My kids' arms and legs are taking the shape of teenager's limbs.  Even Grayson's kneecaps seem like they have big plans in there.  Abby's thighs still have hints of freshly baked dough but her muscles are all business as they help her turn our living room into her tactical gymnasium. 






Abby has the most beautiful shape and I love my body more because it made hers.  She will know the words:  diet, fat, do these make my butt look big, and layering.  But right now, I hush Andy when he talks of how much weight he wants to lose.  I have wasted too many years underappreciating my own skin to let anyone's voice ring in her ears, including my own.  That kid bravado she has inspires and reminds me to speak well of myself around her.   It feels like a show most of the time but my body responds with taller posture and longer strides.  I think it's falling for it.






The other night Grayson told me Sparrow smells like the sweetest spot on the earth.  I know what he means.  Sadie smells like every secret I don't know about the world but someday might.  In her fur are the answers to galaxies we can't see and why vegetables are so hard to love.






For the last few months, silver is exploding from my dark hair like fireworks.  Sassy celebrations of late nights and years of keeping it together in the pediatrician's office.






Lately, I find Stephen Colbert hilarious.  The fact that he wears a three piece suit always just makes him funnier in my book.  It's such great medicine to watch him right before going to sleep.

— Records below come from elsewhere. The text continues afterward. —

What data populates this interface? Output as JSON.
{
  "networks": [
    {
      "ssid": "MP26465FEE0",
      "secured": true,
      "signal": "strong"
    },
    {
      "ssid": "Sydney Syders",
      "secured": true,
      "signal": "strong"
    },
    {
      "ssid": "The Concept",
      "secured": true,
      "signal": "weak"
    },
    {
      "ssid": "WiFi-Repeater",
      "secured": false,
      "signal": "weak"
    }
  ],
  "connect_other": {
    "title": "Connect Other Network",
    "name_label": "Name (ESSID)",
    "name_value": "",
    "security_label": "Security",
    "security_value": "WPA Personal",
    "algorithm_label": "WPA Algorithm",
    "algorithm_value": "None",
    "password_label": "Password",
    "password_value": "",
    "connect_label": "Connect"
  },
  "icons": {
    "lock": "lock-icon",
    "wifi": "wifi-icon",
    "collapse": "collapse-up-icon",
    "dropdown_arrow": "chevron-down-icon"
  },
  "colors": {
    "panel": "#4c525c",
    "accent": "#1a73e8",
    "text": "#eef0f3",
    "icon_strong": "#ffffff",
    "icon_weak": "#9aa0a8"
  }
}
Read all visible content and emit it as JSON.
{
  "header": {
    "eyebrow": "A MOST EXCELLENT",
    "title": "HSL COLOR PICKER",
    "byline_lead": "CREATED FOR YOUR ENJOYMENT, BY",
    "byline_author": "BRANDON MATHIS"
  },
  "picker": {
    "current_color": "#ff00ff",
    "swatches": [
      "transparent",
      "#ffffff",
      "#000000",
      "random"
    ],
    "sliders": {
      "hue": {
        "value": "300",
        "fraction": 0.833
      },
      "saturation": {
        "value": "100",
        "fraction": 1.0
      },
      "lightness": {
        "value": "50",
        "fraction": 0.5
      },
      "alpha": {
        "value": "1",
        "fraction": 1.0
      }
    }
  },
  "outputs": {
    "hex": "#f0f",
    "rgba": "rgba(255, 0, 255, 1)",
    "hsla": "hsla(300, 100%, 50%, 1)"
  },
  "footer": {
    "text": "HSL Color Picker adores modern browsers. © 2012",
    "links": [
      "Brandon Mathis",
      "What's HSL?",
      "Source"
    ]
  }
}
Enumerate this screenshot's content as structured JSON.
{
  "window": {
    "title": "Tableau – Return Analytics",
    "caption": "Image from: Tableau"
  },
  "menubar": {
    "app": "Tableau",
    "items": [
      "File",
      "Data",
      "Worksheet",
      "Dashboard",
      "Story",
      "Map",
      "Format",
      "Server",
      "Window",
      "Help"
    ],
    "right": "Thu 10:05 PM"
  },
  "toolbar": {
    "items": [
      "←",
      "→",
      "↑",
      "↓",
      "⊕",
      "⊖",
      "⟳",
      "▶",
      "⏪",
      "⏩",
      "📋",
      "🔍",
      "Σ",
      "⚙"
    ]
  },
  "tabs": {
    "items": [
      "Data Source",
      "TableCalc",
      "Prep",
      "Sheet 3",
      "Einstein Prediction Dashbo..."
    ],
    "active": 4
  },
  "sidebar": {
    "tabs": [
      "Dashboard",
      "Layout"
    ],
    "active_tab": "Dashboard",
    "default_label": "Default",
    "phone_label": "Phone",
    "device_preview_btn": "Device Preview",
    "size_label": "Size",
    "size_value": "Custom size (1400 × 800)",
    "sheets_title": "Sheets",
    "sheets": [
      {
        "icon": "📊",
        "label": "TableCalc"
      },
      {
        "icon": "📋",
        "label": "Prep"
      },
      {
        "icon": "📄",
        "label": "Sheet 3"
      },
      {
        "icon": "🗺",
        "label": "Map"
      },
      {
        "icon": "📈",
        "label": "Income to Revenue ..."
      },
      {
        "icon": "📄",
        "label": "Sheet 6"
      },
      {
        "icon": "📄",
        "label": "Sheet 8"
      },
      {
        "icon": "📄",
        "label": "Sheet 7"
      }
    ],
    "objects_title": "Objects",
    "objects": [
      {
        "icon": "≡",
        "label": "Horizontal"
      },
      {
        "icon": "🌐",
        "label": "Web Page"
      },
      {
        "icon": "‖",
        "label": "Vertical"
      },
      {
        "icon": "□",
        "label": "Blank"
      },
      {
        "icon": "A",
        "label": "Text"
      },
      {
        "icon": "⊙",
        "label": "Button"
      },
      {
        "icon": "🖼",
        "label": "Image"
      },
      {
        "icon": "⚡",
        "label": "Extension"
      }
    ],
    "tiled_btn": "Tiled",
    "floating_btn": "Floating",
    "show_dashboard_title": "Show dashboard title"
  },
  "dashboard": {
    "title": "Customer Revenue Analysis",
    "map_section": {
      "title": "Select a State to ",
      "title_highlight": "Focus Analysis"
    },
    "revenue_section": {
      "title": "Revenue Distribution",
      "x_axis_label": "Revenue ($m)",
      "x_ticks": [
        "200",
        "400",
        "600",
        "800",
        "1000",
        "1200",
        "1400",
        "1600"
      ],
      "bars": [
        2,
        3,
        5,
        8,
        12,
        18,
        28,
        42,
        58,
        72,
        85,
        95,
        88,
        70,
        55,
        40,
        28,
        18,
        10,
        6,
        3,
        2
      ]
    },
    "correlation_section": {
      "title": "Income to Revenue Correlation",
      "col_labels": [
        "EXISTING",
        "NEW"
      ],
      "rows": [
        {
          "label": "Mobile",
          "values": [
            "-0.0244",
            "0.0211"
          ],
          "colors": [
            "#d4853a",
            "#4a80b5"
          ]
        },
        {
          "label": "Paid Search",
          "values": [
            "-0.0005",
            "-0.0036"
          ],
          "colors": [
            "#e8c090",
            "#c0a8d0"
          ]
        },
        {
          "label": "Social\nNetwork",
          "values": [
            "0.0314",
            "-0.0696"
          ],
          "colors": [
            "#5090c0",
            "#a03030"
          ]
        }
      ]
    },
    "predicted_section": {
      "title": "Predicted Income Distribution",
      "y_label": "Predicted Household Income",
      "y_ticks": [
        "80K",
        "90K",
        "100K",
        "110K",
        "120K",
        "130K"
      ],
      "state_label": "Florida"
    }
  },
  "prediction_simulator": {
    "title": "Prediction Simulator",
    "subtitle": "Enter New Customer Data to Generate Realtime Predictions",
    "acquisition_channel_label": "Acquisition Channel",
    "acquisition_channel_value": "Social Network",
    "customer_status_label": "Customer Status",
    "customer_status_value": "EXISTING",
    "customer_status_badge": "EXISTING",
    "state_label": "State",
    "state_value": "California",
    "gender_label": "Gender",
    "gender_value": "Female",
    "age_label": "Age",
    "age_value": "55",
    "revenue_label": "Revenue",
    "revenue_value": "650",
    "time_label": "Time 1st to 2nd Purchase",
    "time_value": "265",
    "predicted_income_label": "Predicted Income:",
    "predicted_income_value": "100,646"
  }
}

There are fewer signs of Jimmy lately and I haven't seen him in my dreams.  It's amazing how many times I need proof he's still somewhere good.  While the signs of him are fewer, the presence of him is greater in my own mind.  I wake every morning more energized to push forward with things that feel important to me.  Some are small in scope but others are large and I am not intimidated by their bigness.  I trust these steps and all intention behind each one. 


We got to press the reset button as a family over the holidays.  That never happens and the boat we're on feels less like a canoe and more like a sturdy vessel.


Ever since that crazy endless stomach flu, I have severed ties with coffee.  Even decaf.  Did you catch the flu this year?  Did it change your taste buds, too?


Most of my shirts are purple.


This is the time of year anxiety sets in about spring.  No idea what that's about. 






I'm a couple of months away yet but 40 really does seem like it might be Fabulous.